UnivariateGrandSumConfig#

CONFIG passed to the circuit must implement the CircuitConfig trait.

CircuitConfig#

We can see from the get_username() and get_balances() functions that we’re going to need (at least) 1 advice column for the usernames, and N_CURRENCIES advice columns for balances (1 per currency).

fn get_username(&self) -> Column<Advice>;
fn get_balances(&self) -> [Column<Advice>; N_CURRENCIES];

The assign_entries function takes as input an array of Entry

pub struct Entry<const N_CURRENCIES: usize> {
    username_as_big_uint: BigUint,
    balances: [BigUint; N_CURRENCIES],
    username: String,
}

It loops through the entries and assigns the values to the columns that were previously created (we’ll see that in the circuit).

First the username and then the balances.

It creates a vector of cells where all the balances are, and returns it.
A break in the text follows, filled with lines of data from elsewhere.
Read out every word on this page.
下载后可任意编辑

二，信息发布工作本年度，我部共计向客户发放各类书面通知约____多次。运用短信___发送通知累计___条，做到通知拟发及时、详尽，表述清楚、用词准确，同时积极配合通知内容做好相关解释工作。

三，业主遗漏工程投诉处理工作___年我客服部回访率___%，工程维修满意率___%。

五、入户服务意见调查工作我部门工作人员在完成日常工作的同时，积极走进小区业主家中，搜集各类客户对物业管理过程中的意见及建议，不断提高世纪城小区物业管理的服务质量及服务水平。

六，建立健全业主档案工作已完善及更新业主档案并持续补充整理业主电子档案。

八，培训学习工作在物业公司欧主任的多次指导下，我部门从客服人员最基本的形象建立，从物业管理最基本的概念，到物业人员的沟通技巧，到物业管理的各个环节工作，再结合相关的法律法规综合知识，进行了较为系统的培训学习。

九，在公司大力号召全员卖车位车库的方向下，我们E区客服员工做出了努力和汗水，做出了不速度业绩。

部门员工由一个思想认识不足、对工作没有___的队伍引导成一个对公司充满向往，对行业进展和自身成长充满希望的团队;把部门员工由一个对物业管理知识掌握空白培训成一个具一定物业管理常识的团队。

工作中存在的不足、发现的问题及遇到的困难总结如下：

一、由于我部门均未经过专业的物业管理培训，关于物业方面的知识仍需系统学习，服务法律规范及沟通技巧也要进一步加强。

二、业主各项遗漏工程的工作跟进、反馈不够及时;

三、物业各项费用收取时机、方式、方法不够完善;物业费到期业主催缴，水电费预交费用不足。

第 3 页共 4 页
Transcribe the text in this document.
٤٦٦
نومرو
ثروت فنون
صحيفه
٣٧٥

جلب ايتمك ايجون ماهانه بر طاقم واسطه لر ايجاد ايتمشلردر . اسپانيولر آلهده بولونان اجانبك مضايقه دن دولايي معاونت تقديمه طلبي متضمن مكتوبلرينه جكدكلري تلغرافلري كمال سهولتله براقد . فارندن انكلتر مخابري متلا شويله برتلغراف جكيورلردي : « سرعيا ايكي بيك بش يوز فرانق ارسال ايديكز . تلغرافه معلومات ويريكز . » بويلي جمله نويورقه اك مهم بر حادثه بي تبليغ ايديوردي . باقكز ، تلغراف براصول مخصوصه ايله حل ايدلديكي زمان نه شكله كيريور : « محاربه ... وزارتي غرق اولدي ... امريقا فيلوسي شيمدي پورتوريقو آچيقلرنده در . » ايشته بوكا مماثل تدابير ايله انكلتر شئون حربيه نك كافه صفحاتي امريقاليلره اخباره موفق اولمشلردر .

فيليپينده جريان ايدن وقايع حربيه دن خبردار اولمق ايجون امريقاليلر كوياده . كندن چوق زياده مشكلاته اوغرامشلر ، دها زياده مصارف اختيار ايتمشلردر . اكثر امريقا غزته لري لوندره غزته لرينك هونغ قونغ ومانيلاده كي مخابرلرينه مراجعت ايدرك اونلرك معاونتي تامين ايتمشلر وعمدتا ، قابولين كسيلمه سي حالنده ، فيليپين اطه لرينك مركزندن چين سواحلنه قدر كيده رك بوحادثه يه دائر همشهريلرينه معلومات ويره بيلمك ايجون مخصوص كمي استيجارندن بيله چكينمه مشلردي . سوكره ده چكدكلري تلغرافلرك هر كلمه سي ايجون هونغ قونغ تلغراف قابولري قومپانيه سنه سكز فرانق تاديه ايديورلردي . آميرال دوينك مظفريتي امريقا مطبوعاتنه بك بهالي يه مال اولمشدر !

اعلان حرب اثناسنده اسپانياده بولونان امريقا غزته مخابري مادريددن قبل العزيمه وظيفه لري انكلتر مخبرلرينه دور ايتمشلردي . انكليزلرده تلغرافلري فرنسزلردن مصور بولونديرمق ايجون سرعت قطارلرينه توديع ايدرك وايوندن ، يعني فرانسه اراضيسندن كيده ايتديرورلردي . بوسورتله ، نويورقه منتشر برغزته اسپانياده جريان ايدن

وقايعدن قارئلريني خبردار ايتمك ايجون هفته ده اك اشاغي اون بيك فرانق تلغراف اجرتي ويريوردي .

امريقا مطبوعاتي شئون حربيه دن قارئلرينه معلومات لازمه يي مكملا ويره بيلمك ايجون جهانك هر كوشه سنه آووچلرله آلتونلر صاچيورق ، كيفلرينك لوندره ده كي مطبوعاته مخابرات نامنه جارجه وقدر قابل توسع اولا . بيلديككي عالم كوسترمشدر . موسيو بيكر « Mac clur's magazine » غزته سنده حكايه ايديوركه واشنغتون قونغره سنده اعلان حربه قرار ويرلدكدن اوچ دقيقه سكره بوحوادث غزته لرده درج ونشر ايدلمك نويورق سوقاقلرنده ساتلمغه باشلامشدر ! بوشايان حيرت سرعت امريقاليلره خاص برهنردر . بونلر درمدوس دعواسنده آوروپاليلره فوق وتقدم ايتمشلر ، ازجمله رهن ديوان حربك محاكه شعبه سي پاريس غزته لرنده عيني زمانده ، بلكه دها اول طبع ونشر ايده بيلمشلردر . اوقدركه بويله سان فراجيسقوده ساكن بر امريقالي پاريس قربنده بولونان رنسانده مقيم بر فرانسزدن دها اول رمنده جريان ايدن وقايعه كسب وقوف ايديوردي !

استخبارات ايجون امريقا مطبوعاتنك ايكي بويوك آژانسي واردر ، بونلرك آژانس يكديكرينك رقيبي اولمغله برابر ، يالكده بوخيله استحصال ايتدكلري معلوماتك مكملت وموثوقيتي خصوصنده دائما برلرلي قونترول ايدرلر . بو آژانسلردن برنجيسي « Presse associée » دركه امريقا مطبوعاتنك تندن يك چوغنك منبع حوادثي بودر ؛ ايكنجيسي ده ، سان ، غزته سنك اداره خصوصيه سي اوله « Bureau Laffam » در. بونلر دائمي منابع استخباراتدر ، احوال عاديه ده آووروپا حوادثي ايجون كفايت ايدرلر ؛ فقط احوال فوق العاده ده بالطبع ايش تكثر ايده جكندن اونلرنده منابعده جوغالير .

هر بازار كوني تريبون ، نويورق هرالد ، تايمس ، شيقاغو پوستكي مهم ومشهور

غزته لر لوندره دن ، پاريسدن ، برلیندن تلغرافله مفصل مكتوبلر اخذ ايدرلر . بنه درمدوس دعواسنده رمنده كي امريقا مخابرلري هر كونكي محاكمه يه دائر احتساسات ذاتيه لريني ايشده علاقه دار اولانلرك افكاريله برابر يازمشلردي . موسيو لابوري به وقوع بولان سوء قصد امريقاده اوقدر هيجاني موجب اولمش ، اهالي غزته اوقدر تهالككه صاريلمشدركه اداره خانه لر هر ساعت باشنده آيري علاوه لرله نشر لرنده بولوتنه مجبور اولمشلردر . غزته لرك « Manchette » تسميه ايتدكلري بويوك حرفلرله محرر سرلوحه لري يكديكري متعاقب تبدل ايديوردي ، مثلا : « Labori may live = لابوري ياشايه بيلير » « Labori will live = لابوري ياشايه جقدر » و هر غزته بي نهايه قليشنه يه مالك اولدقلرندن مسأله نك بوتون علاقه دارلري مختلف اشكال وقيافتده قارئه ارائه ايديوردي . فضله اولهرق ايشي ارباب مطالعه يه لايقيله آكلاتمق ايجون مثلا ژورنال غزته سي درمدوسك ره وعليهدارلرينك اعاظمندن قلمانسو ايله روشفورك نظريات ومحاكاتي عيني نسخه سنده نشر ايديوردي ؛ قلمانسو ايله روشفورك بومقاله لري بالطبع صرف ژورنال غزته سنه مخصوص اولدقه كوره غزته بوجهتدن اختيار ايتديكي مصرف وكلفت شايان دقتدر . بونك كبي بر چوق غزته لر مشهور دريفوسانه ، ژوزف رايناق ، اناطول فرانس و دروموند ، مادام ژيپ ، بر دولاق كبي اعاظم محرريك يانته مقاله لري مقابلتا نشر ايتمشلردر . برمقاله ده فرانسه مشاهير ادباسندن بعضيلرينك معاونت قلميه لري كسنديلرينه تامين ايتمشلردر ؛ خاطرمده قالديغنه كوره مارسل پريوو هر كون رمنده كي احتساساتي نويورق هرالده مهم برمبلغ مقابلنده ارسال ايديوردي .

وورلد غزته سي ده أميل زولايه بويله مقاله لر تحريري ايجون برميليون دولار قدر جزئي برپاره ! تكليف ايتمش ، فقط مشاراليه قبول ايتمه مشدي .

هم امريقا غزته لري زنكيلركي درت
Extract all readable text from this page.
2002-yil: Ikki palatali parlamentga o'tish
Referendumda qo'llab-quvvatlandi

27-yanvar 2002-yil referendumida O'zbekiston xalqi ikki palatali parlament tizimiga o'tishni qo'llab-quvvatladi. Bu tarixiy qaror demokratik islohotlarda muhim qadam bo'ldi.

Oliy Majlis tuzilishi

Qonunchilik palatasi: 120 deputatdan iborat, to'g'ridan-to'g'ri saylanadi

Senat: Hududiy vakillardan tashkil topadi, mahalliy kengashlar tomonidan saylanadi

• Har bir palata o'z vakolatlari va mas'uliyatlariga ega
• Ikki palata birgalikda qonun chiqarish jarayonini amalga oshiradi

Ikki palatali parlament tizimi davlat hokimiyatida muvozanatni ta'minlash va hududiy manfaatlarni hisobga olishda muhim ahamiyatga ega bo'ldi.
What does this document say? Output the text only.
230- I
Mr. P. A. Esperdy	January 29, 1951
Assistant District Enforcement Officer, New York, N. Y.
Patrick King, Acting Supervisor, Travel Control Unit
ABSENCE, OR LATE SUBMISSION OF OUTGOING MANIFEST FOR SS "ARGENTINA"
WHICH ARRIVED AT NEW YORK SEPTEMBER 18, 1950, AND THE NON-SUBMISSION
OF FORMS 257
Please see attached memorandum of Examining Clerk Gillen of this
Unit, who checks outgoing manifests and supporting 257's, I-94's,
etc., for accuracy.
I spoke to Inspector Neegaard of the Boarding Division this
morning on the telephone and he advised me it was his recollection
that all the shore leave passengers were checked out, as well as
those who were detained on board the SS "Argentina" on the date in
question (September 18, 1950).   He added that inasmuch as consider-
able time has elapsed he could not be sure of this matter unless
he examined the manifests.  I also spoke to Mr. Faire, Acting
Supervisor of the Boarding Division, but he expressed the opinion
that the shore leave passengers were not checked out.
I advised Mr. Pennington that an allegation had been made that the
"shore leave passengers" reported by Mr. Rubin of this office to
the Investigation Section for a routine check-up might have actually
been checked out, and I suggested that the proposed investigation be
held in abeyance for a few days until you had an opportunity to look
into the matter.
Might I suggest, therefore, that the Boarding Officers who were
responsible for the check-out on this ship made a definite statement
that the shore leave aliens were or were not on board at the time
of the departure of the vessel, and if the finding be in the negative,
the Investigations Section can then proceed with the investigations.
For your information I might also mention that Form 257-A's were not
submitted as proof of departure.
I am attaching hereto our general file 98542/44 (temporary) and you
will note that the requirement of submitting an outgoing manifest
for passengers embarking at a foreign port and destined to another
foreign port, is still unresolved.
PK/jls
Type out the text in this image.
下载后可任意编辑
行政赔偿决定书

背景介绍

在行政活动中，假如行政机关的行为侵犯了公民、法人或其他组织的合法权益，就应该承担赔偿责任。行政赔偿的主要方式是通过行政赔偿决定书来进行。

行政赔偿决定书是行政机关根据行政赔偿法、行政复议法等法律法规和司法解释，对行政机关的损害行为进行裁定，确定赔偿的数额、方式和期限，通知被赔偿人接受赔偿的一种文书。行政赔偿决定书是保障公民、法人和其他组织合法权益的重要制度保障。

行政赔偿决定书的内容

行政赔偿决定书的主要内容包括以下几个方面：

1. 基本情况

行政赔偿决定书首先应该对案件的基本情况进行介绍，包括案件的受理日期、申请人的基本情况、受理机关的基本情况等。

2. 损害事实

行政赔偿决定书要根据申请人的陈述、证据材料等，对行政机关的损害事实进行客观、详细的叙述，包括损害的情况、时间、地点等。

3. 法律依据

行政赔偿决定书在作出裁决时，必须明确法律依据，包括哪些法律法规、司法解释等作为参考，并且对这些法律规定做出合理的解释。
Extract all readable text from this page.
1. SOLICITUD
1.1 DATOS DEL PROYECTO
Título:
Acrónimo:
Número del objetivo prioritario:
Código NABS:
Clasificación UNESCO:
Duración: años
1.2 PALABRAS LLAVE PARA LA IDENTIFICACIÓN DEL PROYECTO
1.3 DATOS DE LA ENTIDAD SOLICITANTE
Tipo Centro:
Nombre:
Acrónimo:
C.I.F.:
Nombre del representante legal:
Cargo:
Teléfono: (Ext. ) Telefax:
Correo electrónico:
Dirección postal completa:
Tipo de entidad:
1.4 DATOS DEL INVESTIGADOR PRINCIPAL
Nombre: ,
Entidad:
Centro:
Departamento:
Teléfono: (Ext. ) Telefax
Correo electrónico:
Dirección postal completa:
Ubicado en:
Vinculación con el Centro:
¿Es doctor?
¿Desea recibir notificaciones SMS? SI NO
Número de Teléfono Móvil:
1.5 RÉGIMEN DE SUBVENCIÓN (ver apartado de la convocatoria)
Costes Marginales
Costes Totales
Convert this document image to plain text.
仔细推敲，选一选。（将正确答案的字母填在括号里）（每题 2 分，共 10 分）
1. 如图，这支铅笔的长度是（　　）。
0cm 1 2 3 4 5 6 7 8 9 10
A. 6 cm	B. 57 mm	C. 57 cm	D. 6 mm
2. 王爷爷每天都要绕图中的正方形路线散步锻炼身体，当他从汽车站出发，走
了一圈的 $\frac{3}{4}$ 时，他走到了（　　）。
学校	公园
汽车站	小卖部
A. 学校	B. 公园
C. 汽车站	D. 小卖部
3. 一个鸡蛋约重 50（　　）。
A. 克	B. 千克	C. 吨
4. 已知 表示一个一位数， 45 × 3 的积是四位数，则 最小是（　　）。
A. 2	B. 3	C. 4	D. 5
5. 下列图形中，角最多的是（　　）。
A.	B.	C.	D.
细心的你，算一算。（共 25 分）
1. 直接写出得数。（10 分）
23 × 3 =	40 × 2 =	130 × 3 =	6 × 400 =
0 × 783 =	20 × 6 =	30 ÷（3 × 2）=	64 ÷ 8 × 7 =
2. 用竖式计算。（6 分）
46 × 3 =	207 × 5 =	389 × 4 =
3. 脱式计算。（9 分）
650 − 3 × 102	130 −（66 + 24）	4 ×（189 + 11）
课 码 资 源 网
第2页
It’ll be useful for the RangeCheck, we’ll see that later.

UnivariateGrandSumConfig#

pub struct UnivariateGrandSumConfig<const N_CURRENCIES: usize, const N_USERS: usize>
where
    [(); N_CURRENCIES + 1]:,
{
    username: Column<Advice>,
    balances: [Column<Advice>; N_CURRENCIES],
    range_check_configs: [RangeCheckU64Config; N_CURRENCIES],
    range_u16: Column<Fixed>,
    instance: Column<Instance>,
}

configure()#

That’s where we create our columns and setup the base for our circuit.

As expected, we have a username column, and N_CURRENCIES balances columns.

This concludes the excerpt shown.